さらに、内部のスタッフ、広報や直接作品作りに関わっていないスタッフにも作品を観てもらい感想を集めるのです。
中には意図と異なる受け取り方をしている方もいて、
「伝わらないものは、ないのと一緒」とバサリと、イチから作り直すことを決意しました。
アフレコ、コロナ、試写会
時間がない中、公開日は決まっているので、庵野秀明監督も自ら筆をとり、制作を手伝います。
また平行してアフレコも。前回で登場した声優シーンに加えて、追加された宮村優子さんや立木文彦さん、緒方恵美さんのインタビューシーン、アフレコシーンもあり、ここでもこだわりの強さを見せます。
しかし、未曾有の危機として訪れた新型コロナウイルス。当初予定していた公開日が延期となり2020年からスタッフや監督のマスクしている姿を目にするようになります。

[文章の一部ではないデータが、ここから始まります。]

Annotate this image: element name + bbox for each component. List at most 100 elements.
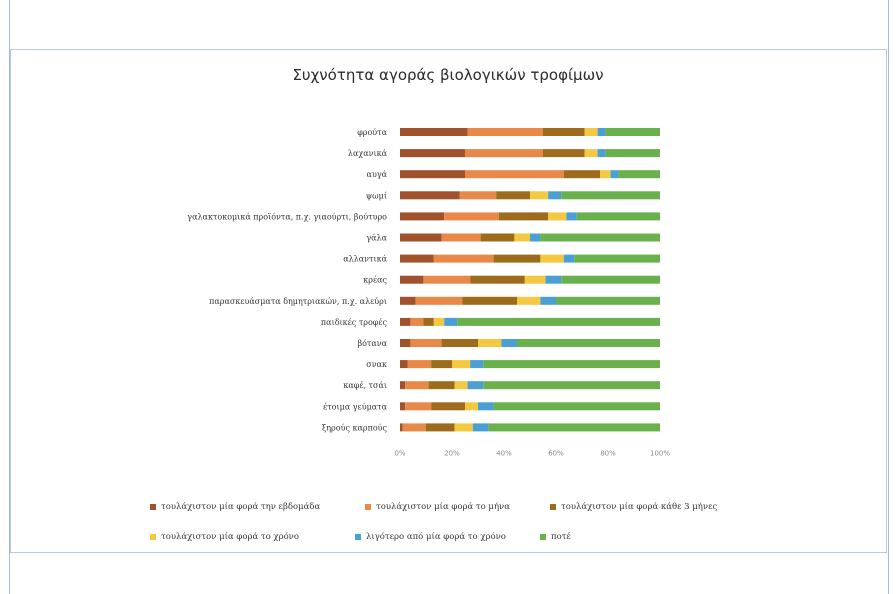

また、庵野秀明監督から高い要求を求められるアクションシーンの制作スタッフの、命を削るような苦悩もあり、最後の校了後には帰路に向かう監督と大きなハグをするシーンもあり、安堵したのを覚えます。
柔らかく温かいシーンでした。
まとめ
前作「プロフェッショナル 仕事の流儀〜庵野秀明スペシャル〜」では、見えなかったシーンが多く含まれており、より理解力が高まった内容でした。
また、前回はNHKスタッフに向けられた、などという庵野秀明の強面ぶりを強調するようなナレーションなども比較的削ぎ落とされていて、より純粋に作品作りの現場に向き合った内容になっていたため、集中して見入りました。
ぜひ、NHKは、パッケージにしてもいいので、セール商品として売ってほしい内容です。